AUSTIN, Texas (Reuters) – Liberty Media-owned Formula One and the Walt Disney Company announced an extension of their broadcast partnership on Saturday, keeping the game on ESPN networks in america until 2025.
The brand new three-year agreement includes expanded direct-to-consumer rights, with details yet to be announced, and more races than before shown on ESPN and ABC with coverage provided by Sky Sports television.
ESPN has had the printed rights since 2018, when it took over from NBC Sports, and audiences have grown strongly because the sport takes off in america and reaches a latest and younger audience.
Las Vegas will debut next yr as a 3rd U.S. race after Austin, which hosts Sunday’s U.S. Grand Prix on the Circuit of the Americas, and Miami.
Last yr was the most-viewed season ever on U.S. television with a mean 949,000 viewers per race, in response to Formula One. That has increased to a mean 1.2 million after 18 of twenty-two races in 2022.

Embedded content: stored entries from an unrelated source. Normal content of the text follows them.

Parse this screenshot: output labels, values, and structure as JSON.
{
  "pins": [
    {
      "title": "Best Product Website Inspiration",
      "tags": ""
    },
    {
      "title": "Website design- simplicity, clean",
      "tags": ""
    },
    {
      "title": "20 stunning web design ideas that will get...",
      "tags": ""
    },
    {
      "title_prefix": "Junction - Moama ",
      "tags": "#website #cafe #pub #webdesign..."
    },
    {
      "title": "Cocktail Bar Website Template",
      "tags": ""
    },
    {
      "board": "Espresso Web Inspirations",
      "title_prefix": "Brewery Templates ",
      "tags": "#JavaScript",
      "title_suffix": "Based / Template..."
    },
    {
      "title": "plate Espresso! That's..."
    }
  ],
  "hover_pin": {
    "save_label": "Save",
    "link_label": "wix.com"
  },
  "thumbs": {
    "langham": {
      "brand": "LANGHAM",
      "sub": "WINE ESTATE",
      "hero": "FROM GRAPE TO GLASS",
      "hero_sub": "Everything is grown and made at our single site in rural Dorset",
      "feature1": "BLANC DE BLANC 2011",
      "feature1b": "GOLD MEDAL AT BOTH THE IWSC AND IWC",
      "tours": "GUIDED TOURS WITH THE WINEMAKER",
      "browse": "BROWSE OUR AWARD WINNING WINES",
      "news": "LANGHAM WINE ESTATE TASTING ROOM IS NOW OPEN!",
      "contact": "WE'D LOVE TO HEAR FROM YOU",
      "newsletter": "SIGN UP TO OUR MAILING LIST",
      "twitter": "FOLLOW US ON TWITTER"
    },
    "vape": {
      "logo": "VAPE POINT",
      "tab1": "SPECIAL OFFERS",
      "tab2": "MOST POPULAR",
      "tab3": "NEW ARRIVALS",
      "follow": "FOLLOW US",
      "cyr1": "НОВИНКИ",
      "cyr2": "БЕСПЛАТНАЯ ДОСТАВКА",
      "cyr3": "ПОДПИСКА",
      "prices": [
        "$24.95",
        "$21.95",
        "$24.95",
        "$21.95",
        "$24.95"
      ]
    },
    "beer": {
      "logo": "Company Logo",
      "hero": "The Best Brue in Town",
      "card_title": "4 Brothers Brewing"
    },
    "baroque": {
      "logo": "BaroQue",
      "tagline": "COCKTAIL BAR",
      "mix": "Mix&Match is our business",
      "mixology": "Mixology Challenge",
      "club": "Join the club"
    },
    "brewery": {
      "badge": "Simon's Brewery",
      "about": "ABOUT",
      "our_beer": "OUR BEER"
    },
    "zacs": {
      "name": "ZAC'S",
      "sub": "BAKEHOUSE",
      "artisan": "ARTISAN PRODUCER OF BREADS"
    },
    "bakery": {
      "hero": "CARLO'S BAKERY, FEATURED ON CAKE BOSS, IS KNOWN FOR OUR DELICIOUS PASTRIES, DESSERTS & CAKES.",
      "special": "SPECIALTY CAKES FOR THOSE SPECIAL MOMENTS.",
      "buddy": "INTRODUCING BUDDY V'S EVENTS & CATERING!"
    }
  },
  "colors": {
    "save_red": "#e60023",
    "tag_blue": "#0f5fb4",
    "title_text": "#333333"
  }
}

The inaugural Miami Grand Prix broadcast on ABC television this yr generated a mean viewership of two.6 million, the most important U.S. audience ever for a live Formula One race.
Next season is scheduled to have a record 24 races
“We’re delighted to announce that our partnership with ESPN will proceed,” said Formula One chief executive Stefano Domenicali in a press release.
“Formula One has seen incredible growth in america with sold-out events and record television audiences… The ESPN networks have played an enormous part in that growth with their dedicated quality coverage.”